The paper tackled the exponential worst-case complexity of Stochastic Dual Dynamic Programming (SDDP) in multi-stage stochastic optimization by introducing a neural model that learns low-dimensional value functions to accelerate optimization. The result showed that the proposed ν-SDDP significantly reduces solving cost without sacrificing solution quality compared to SDDP and reinforcement learning algorithms on synthetic and real-world problems.

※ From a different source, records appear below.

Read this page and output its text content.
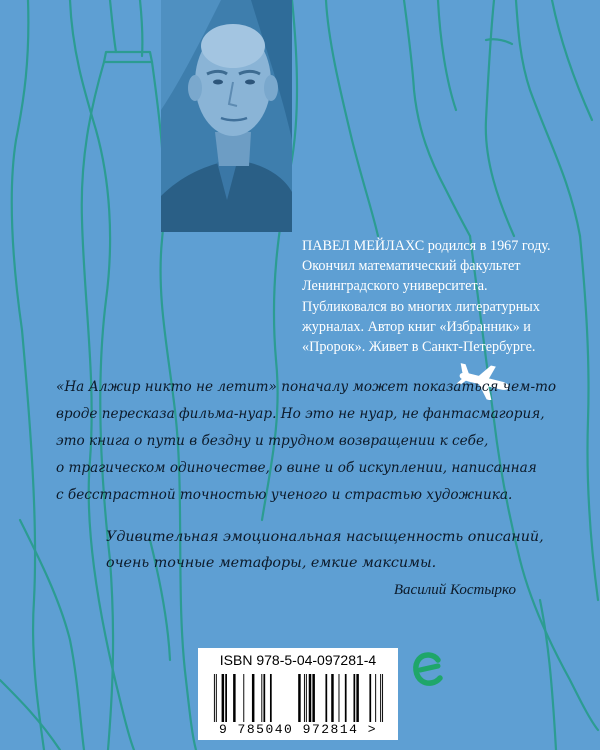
ПАВЕЛ МЕЙЛАХС родился в 1967 году.
Окончил математический факультет
Ленинградского университета.
Публиковался во многих литературных
журналах. Автор книг «Избранник» и
«Пророк». Живет в Санкт-Петербурге.
«На Алжир никто не летит» поначалу может показаться чем-то
вроде пересказа фильма-нуар. Но это не нуар, не фантасмагория,
это книга о пути в бездну и трудном возвращении к себе,
о трагическом одиночестве, о вине и об искуплении, написанная
с бесстрастной точностью ученого и страстью художника.
Удивительная эмоциональная насыщенность описаний,
очень точные метафоры, емкие максимы.
Василий Костырко
ISBN 978-5-04-097281-4
9 785040 972814 >
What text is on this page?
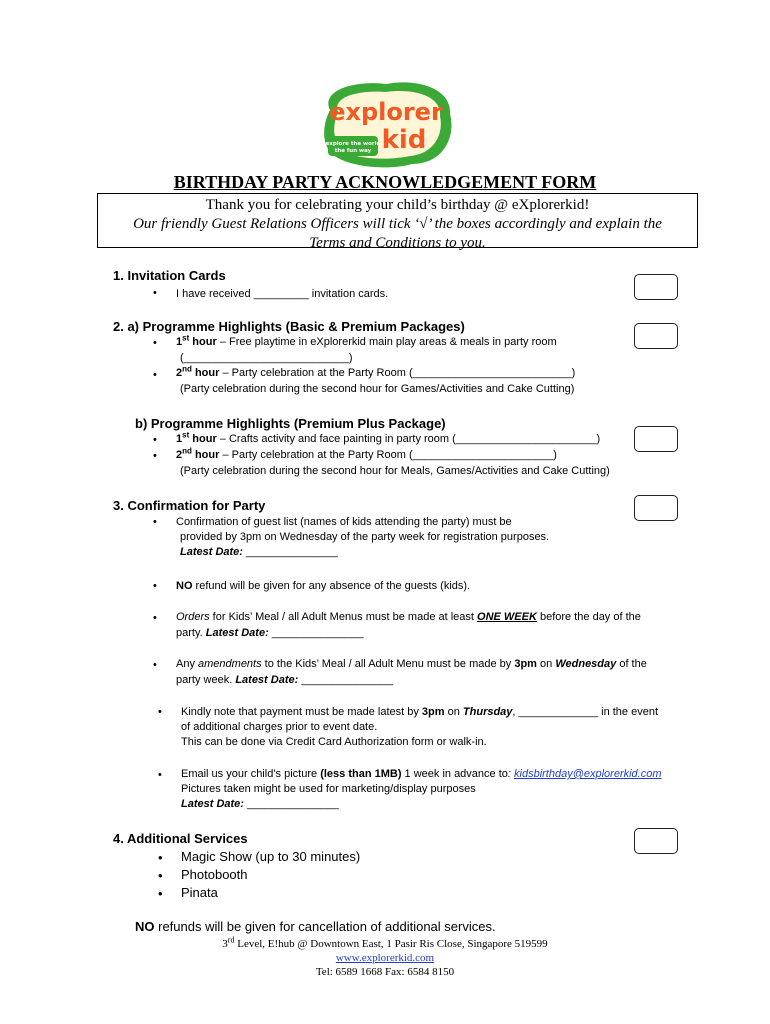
explorer
kid
explore the world
the fun way
BIRTHDAY PARTY ACKNOWLEDGEMENT FORM
Thank you for celebrating your child’s birthday @ eXplorerkid!
Our friendly Guest Relations Officers will tick ‘√’ the boxes accordingly and explain the
Terms and Conditions to you.
1. Invitation Cards
• I have received _________ invitation cards.
2. a) Programme Highlights (Basic & Premium Packages)
• 1st hour – Free playtime in eXplorerkid main play areas & meals in party room
(___________________________)
• 2nd hour – Party celebration at the Party Room (__________________________)
(Party celebration during the second hour for Games/Activities and Cake Cutting)
b) Programme Highlights (Premium Plus Package)
• 1st hour – Crafts activity and face painting in party room (_______________________)
• 2nd hour – Party celebration at the Party Room (_______________________)
(Party celebration during the second hour for Meals, Games/Activities and Cake Cutting)
3. Confirmation for Party
• Confirmation of guest list (names of kids attending the party) must be
provided by 3pm on Wednesday of the party week for registration purposes.
Latest Date: _______________
• NO refund will be given for any absence of the guests (kids).
• Orders for Kids’ Meal / all Adult Menus must be made at least ONE WEEK before the day of the
party. Latest Date: _______________
• Any amendments to the Kids’ Meal / all Adult Menu must be made by 3pm on Wednesday of the
party week. Latest Date: _______________
• Kindly note that payment must be made latest by 3pm on Thursday, _____________ in the event
of additional charges prior to event date.
This can be done via Credit Card Authorization form or walk-in.
• Email us your child’s picture (less than 1MB) 1 week in advance to: kidsbirthday@explorerkid.com
Pictures taken might be used for marketing/display purposes
Latest Date: _______________
4. Additional Services
• Magic Show (up to 30 minutes)
• Photobooth
• Pinata
NO refunds will be given for cancellation of additional services.
3rd Level, E!hub @ Downtown East, 1 Pasir Ris Close, Singapore 519599
www.explorerkid.com
Tel: 6589 1668 Fax: 6584 8150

Stochastic dual dynamic programming (SDDP) is a state-of-the-art method for solving multi-stage stochastic optimization, widely used for modeling real-world process optimization tasks. Unfortunately, SDDP has a worst-case complexity that scales exponentially in the number of decision variables, which severely limits applicability to only low dimensional problems. To overcome this limitation, we extend SDDP by introducing a trainable neural model that learns to map problem instances to a piece-wise linear value function within intrinsic low-dimension space, which is architected specifically to interact with a base SDDP solver, so that can accelerate optimization performance on new instances. The proposed Neural Stochastic Dual Dynamic Programming ($ν$-SDDP) continually self-improves by solving successive problems. An empirical investigation demonstrates that $ν$-SDDP can significantly reduce problem solving cost without sacrificing solution quality over competitors such as SDDP and reinforcement learning algorithms, across a range of synthetic and real-world process optimization problems.